Auf dem Rückweg hatte ich Zeit. Mit Gewohnheit entwertete ich mein Ticket und steckte es ins Portemonnaie. Zu dem Strafticket. Dessen Anblick ärgerte mich.
Ich erkannte, das das Verkehrsunternehmen mich durch Kontrollen, als Kriminellen verdächtigte. Dieses Misstrauen mir gegenüber: Dem zahlenden Fahrgast. Sofern nichts Aussergewöhnliches geschehen war, zahlte ich immer. Und kaum passierte Aussergewöhnliches, widerfuhr mir eine üble Behandlung und die damit verbundene schlimme Konsequenz für meine Familie.

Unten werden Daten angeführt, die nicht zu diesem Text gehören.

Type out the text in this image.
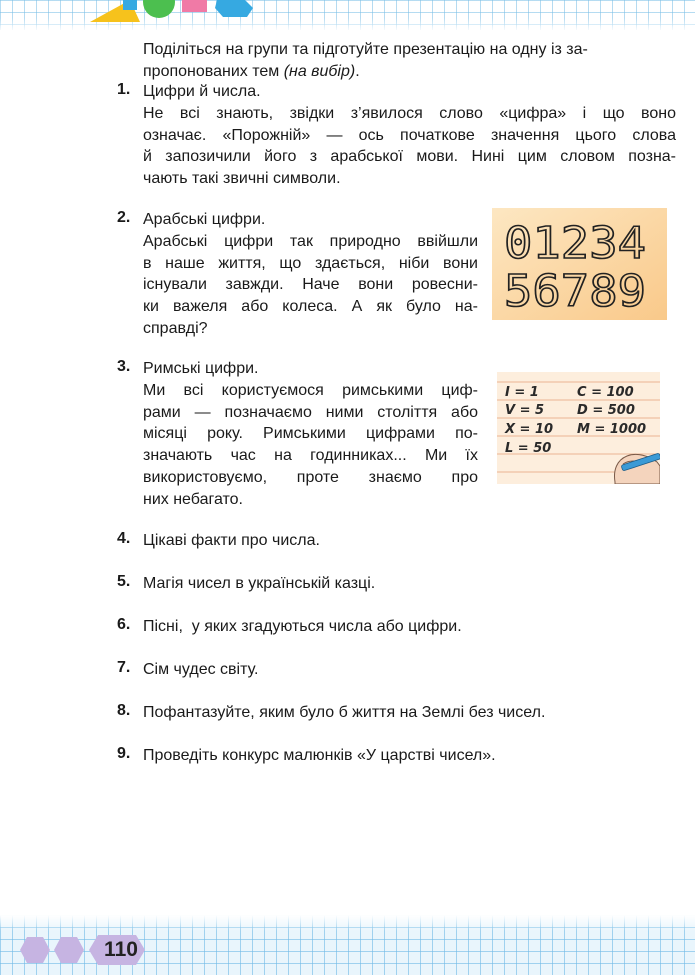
Поділіться на групи та підготуйте презентацію на одну із за-
пропонованих тем (на вибір).
1. Цифри й числа.
Не всі знають, звідки з’явилося слово «цифра» і що воно
означає. «Порожній» — ось початкове значення цього слова
й запозичили його з арабської мови. Нині цим словом позна-
чають такі звичні символи.
2. Арабські цифри.
Арабські цифри так природно ввійшли
в наше життя, що здається, ніби вони
існували завжди. Наче вони ровесни-
ки важеля або колеса. А як було на-
справді?
01234
56789
3. Римські цифри.
Ми всі користуємося римськими циф-
рами — позначаємо ними століття або
місяці року. Римськими цифрами по-
значають час на годинниках... Ми їх
використовуємо, проте знаємо про
них небагато.
I = 1
V = 5
X = 10
L = 50
C = 100
D = 500
M = 1000
4. Цікаві факти про числа.
5. Магія чисел в українській казці.
6. Пісні,  у яких згадуються числа або цифри.
7. Сім чудес світу.
8. Пофантазуйте, яким було б життя на Землі без чисел.
9. Проведіть конкурс малюнків «У царстві чисел».
110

Ich konnte doch so gerade meine Frau und mein Kind versorgen. 40 Euro waren viel Geld. Hätte ich sie gehabt, ich hätte mir doch eine Monatskarte gekauft. Sogar ein Trinkgeld für die Kassiererin wäre drin. Aber so? Was würde wohl meine Liebste sagen? Vorwürfe würden kommen, dessen war ich mir sicher. Tunichtsgut", würde sie sagen und mir dann vorrechnen, wo wir sparen müssten. Das konnte sie besser als ich.
Auch die Frage, ob das Verschlafen Unrecht war, konnte ich sicher verneinen. Diesbezüglich beging ich kein Unrecht. Solange mein Schlaf stärker als mein Wachen war, war ich handlungsunfähig und schuldfrei. Und vollkommene Klarheit und Wachheit unterlagen dem eiligen Unterfangen schnell zur Arbeit zu kommen. Ich war nicht hundert Prozent Ich gewesen. Das kann geschehen. Und doch wurde ich behandelt, als hätte ich.. ,als wäre ich mit Absicht schwarzgefahren.
Ich fuhr seit Jahren Bahn. Mit dem Verständnis für die Notwendigkeit öffentlicher Verkehrsmittel, zahlte ich ihre Nutzung gerne. Durfte ich unter diesen Aspekten keine Kulanz erwarten?
Doch heute morgen... In welch scheußliches Licht rückte mich diese Behandlung?
Mit diesen Gedanken stand ich am Bahnsteig und wartete auf die Bahn.
Sie war voll. Es kamen wieder Kontrolleure. Und mich durchfuhr ein Geist. Er führte mich. Er wies mir den Weg. Er bestimmte meine Handlung. Ich schloss die Augen. Ich hörte die Stimme des Kontrolleurs: Ihre Fahrkarte!". Ich reagierte nicht, stellte mich abwesend. Er berührte mich. Langsam sah ich ihn an, musterte ihn von oben bis unten. Erneut fragte er mich nach meinem Ticket. Er hielt mir seinen Ausweis entgegen. Langsam führte ich ihn in Augenhöhe und justierte ihn sorgfältig. Ich verglich das Photo mit dem Gesicht. Suchte langsam nach Auffälligkeiten und lächelte über das schlechte Bild. Dann verglich ich das Photo mit dem Menschen, der es hielt. Könnte passen, obwohl es ein sehr altes Photo ist. Und sie haben eine ganz andere Frisur.", bemerkte ich freundlich. Ich liess mir Zeit. Ihre Fahrkarte!", drängte der Kontrolleur.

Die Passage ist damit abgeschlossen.